A CPO tem o ciclo de integração mais longo. O roteiro espera embarques piloto iniciais de 1.6T por volta do final de 2026, seguidos por implantação comercial mais ampla durante 2027–2028. Para a CPO de próxima geração 3.2T, espera-se que a implementação mais ampla se desenvolva após 2028.
O padrão de implantação resultante é complementar. Durante 2026–2027, espera-se que a LPO e a NPO abordem uma grande parte do mercado de curta e média distância de 800G e 1.6T, particularmente as atualizações de data centers existentes e os novos clusters de IA de média escala. Além de 2028, a CPO se torna mais relevante para redes de treinamento de ultra grande escala em 3.2T e velocidades mais altas.
Isso não significa que uma arquitetura desapareça quando outra escala. Diferentes níveis de integração resolvem diferentes problemas operacionais, portanto, múltiplas abordagens podem permanecer ativas em todas as gerações de data centers.
Notas finais
A mudança dos módulos plugáveis tradicionais para LPO, NPO e CPO é fundamentalmente uma resposta a um problema de interconexão elétrica criado pelo rápido aumento da largura de banda óptica.

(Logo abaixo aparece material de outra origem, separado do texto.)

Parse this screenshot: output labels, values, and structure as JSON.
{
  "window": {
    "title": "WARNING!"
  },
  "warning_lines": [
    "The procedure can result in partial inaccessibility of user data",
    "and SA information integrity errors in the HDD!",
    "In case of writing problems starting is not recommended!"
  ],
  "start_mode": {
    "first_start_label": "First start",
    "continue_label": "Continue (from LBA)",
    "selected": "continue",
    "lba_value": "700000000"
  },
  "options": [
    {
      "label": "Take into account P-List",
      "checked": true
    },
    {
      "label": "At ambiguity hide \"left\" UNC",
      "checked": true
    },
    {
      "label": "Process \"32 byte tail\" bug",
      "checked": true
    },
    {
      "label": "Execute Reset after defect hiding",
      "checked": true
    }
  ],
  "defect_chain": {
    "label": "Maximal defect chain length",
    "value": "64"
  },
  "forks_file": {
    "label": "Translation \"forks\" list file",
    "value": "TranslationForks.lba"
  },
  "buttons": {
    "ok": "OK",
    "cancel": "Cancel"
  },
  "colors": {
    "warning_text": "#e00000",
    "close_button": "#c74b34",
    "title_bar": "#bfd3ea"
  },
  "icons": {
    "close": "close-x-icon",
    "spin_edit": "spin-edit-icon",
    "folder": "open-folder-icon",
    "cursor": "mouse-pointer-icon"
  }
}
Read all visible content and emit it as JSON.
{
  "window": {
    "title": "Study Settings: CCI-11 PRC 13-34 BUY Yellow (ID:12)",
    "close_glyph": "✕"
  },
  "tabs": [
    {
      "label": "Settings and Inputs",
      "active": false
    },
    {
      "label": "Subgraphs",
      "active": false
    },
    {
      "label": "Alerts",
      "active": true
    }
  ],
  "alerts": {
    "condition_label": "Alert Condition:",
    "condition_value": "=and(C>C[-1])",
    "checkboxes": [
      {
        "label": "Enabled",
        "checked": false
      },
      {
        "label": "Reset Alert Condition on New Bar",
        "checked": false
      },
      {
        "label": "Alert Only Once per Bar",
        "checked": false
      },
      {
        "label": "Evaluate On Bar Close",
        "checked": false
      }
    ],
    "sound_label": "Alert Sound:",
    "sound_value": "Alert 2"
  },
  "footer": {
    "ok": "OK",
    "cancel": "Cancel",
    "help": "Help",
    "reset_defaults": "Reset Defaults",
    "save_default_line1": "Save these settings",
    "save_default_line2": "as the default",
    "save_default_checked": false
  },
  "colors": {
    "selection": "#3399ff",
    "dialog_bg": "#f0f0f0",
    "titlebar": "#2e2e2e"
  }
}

Com capacidades de switch de 51,2 Tbps e 102,4 Tbps, um projeto baseado em longas trilhas de PCB, compensação DSP e grandes números de módulos de painel frontal de alta potência exerce pressão crescente sobre a entrega de energia, o resfriamento e a densidade física. Encurtar o caminho elétrico muda esse equilíbrio.
A LPO oferece o caminho menos disruptivo, mantendo uma interface plugável enquanto simplifica o processamento de sinal do lado do módulo. A NPO aproxima o motor óptico a poucos centímetros do silício de comutação, melhorando a eficiência elétrica enquanto mantém alguma substituibilidade. A CPO traz a óptica para o mesmo substrato do pacote, visando a maior densidade de largura de banda e a menor perda de caminho elétrico.
Portanto, a solução apropriada depende de onde a rede está em seu ciclo de vida. Os data centers existentes podem priorizar a compatibilidade e a capacidade de manutenção, os novos sites de IA podem otimizar a integração em nível de placa, e os futuros sistemas de treinamento ultradensos podem exigir integração óptica em nível de pacote. Tratar essas arquiteturas como opções complementares, em vez de substituições universais, fornece um caminho mais prático para redes 800G, 1.6T e futuras 3.2T.
FAQ
A LPO ainda pode usar fatores de forma ópticos plugáveis padrão?
Sim. A arquitetura descrita no material técnico mantém formatos plugáveis padrão, como QSFP-DD e OSFP. A principal mudança é a remoção do processamento DSP do lado do módulo, em vez da eliminação da interface física plugável.
A NPO exige que o motor óptico seja permanentemente fixado ao pacote do switch?
Não. Na arquitetura NPO descrita, o motor óptico é montado próximo ao silício de comutação na placa do sistema e pode permanecer substituível de forma independente. Esta é uma das principais diferenças entre a integração de empacotamento próximo e a totalmente co-empacotada.
Qual é o papel de uma fonte de laser externa nas ópticas de empacotamento próximo?
A implementação da NPO descrita aqui usa uma Fonte de Laser Externa independente (ELS) para fornecer potência óptica, enquanto o motor óptico montado em placa lida com a transmissão e recepção ópticas.
Por que a remoção do DSP do módulo exige mais atenção ao projeto do host?
Quando o processamento de sinal do lado do módulo é reduzido ou removido, a qualidade do canal elétrico se torna mais dependente das capacidades do silício de comutação, do layout da PCB e da implementação geral do host. Portanto, a menor complexidade do módulo atribui maior importância à engenharia de integridade de sinal em nível de sistema.